A tal proposito, sta per arrivare una decisa rinfrescata. Le ultime previsioni a breve termine de Il Meteo dicono che dopo il nuovo picco di 35 gradi di massima di questo giovedì 15 agosto, il caldo africano dovrebbe dare una tregua già da venerdì e sabato, con temperature giù, fino a una massima di “soli” 27 gradi, tra domenica e lunedì, quando dovrebbe perfino piovere. Massime giù fino a dieci gradi dunque, mentre, per i forzati della canicola notturna, anche le minime dovrebbero subire sorti simili, scendendo addirittura fino a 17 gradi lunedì 19 agosto.
“Vedo tanti amici che fanno post che hanno per oggetto il cambiamento climatico – scrive nel suo post Remo Parenti – qualcuno mette in dubbio che ci sia mentre altri ne sono certi. Provo a offrire loro un dato oggettivo. Sotto trovate le temperature dei primi 15 giorni di luglio nell’ordine degli anni 2024-2015-1995-1984-1975. Dati tratti dall’archivio de Il Meteo e registrati a Viterbo. Ognuno potrà trarre le sue conclusioni”.
Remo Parenti
“Sono dati estrapolati da una ricerca più larga – prosegue Parenti – che conferma purtroppo la tendenza ad un aumento delle temperature già evidente dalla fine degli anni Ottanta. E le minime sono aumentate in proporzione di più. La situazione sembra essere progressivamente peggiorata. Soprattutto da inizio secolo”.
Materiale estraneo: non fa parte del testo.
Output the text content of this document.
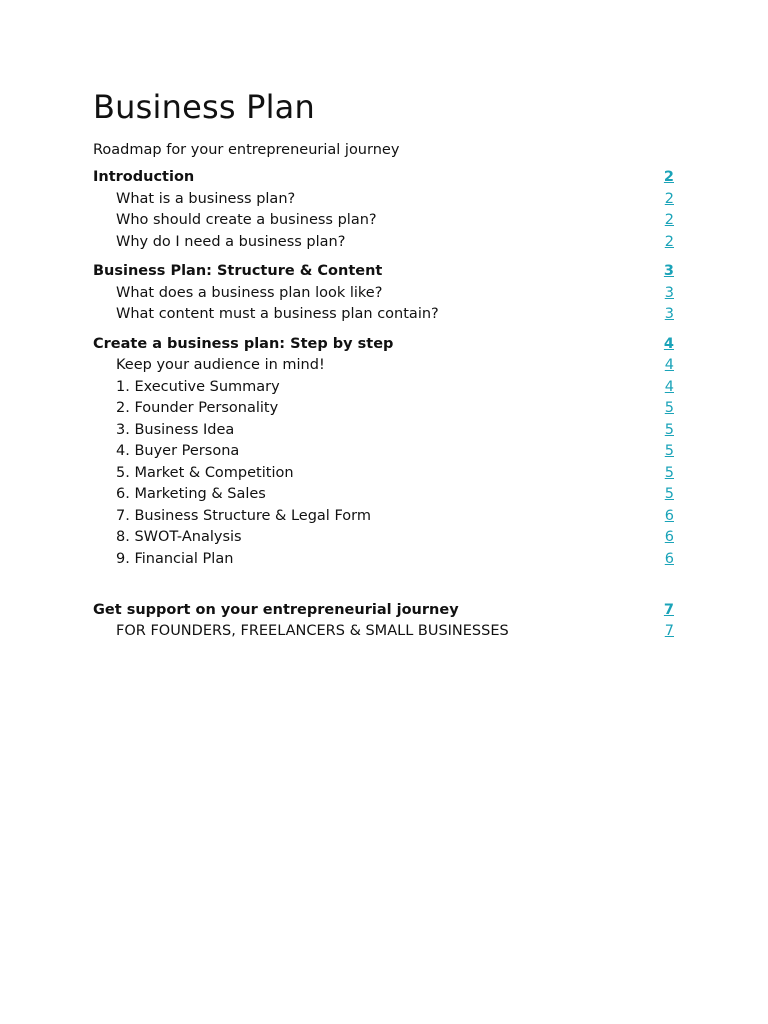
Business Plan

Roadmap for your entrepreneurial journey

Introduction	2
What is a business plan?	2
Who should create a business plan?	2
Why do I need a business plan?	2
Business Plan: Structure & Content	3
What does a business plan look like?	3
What content must a business plan contain?	3
Create a business plan: Step by step	4
Keep your audience in mind!	4
1. Executive Summary	4
2. Founder Personality	5
3. Business Idea	5
4. Buyer Persona	5
5. Market & Competition	5
6. Marketing & Sales	5
7. Business Structure & Legal Form	6
8. SWOT-Analysis	6
9. Financial Plan	6
Get support on your entrepreneurial journey	7
FOR FOUNDERS, FREELANCERS & SMALL BUSINESSES	7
“L’estate 2003, ovvero l’estate del Niño – ricorda il presidente di Confagricoltura, settore che sa quanto il clima conti – è stata la più calda in assoluto e per converso quella del 2014 molto fresca, ma la tendenza è quella, c’è poco da fare. Sul fatto che non dipenda totalmente dall’uomo è probabile, è però possibile che le nostre attività accentuino questo surriscaldamento ma la mia è solo un opinione che vale per quello che è”.
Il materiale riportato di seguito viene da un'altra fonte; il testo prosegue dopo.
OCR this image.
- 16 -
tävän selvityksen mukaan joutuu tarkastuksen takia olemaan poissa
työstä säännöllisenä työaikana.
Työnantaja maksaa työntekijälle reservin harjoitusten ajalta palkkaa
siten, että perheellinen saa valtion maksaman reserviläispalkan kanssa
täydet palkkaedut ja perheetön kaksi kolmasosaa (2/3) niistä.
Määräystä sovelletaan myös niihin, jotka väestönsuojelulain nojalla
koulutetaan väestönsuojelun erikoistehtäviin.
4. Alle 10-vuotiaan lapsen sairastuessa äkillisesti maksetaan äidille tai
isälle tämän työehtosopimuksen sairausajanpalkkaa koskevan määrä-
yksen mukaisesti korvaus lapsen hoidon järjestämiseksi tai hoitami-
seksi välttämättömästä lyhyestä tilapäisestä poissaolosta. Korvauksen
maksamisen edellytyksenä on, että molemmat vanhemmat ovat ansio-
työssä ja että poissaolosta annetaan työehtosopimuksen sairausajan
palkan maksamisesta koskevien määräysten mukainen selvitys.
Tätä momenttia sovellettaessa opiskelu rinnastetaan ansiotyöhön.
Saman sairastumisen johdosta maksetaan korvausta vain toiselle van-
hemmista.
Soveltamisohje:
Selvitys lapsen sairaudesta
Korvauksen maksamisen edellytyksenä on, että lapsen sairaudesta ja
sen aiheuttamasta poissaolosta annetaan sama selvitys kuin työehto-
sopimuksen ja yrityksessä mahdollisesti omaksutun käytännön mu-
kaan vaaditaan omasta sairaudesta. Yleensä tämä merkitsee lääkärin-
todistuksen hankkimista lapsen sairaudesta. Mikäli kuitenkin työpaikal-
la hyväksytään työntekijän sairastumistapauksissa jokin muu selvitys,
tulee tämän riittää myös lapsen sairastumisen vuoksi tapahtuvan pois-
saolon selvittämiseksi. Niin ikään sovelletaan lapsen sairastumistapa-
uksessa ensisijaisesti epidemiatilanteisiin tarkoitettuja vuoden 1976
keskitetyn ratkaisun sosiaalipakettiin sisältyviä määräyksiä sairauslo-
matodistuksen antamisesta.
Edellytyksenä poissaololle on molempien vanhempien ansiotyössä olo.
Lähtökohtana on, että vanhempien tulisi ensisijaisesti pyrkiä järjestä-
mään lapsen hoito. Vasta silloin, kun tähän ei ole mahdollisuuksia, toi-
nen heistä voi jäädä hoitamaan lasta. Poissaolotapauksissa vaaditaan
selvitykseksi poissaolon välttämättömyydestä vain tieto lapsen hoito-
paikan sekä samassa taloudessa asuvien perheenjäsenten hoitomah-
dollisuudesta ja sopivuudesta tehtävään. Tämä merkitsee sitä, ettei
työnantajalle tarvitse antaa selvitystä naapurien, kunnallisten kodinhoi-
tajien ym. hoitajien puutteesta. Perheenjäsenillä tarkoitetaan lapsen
Fatto sta che il post è andato a ruba. “Volevo solo evidenziare la crescita tendenziale delle temperature, con dati molto limitati, parziali, ma più esaustivi di alcuni post che ho visto che evidenziano giornate caldissime di quaranta anni fa, come per significare che il caldo c’è sempre stato. No. Da quando ci sono le rilevazioni meteo, caldo così, anno dopo anno, non lo ha mai fatto. La temperatura del singolo giorno non significa nulla”. la conclusione.